Basis was launched last year by three Princeton grads. It raised $133 million investment money from the likes of Andreessen Horowitz and Bain Capital. While it was praised by Coindesk for pursuing the “crypto holy grail”, some called it an “economic dumpster fire.”
Investors in the startup told The Block that their “respect for this team is as high as it has ever been.” Their view was echoed on Twitter, where members of the crypto community praised the startup for making a difficult decision and choosing to shut down instead of “tilting at the windmills.”
How Did Basis Work?
In a CNBC appearance, Nader Al-Naji, Basis CEO, described their system as an “algorithmic central bank” and its stablecoin as a “digital dollar” that could be used in everyday transactions. “We are taking learnings of traditional monetary policy and bringing them into the crypto space,” he said.
The Basis team chose a complex algorithmic approach in designing their stablecoin system. There were three components to the stablecoin: Basecoin, Base Shares, and Base bonds. Basecoins were pegged on a 1:1 basis with the US dollar to ensure price stability. Base Shares were distributed to early investors in Basecoins while Base bonds functioned as a futures instrument.

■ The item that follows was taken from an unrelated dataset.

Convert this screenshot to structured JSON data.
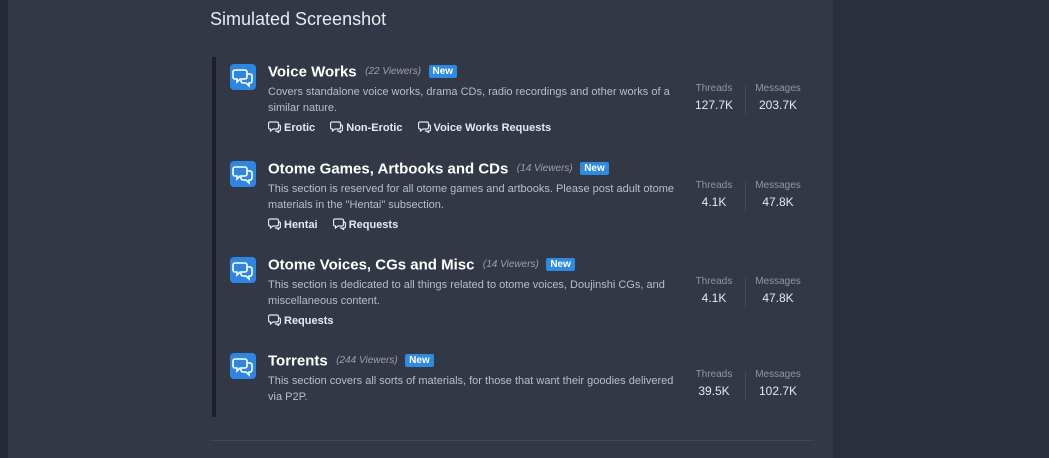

Basis’s algorithm functioned in a manner similar to a central bank. It increased or decreased Basecoin supply each time the stablecoin’s price with respect to the US dollar varied significantly. In cases when the price increased, the algorithm boosted supply of Basecoins in the market to bring it back in line with the peg.
But the new coins were not released into the open markets. Instead they would have been passed onto holders of Base Shares, who would then resell them as tokens in cryptocurrency markets.
If the price of Basecoin decreased, then the algorithm would convert Basecoins into Basebonds, which were zero coupon bonds sold for a price of less than the price of 1 Basecoin. The bonds could be redeemed when Basecoin’s price reached parity with the peg. Redemption occurred on a first-come, first-serve basis, allowing early investors to cash out before others.
Critics of Basis said the system proposed by the startup was recursive because all three assets proposed were dependent on the price of Basecoins, which were not backed by any asset or taxes. Instead the only promise offered was printing of more Basecoins to stabilize prices They also pointed to the fact that the shareholders and bondholders for Basis were only incentivized to bet on an increase in the coin’s price.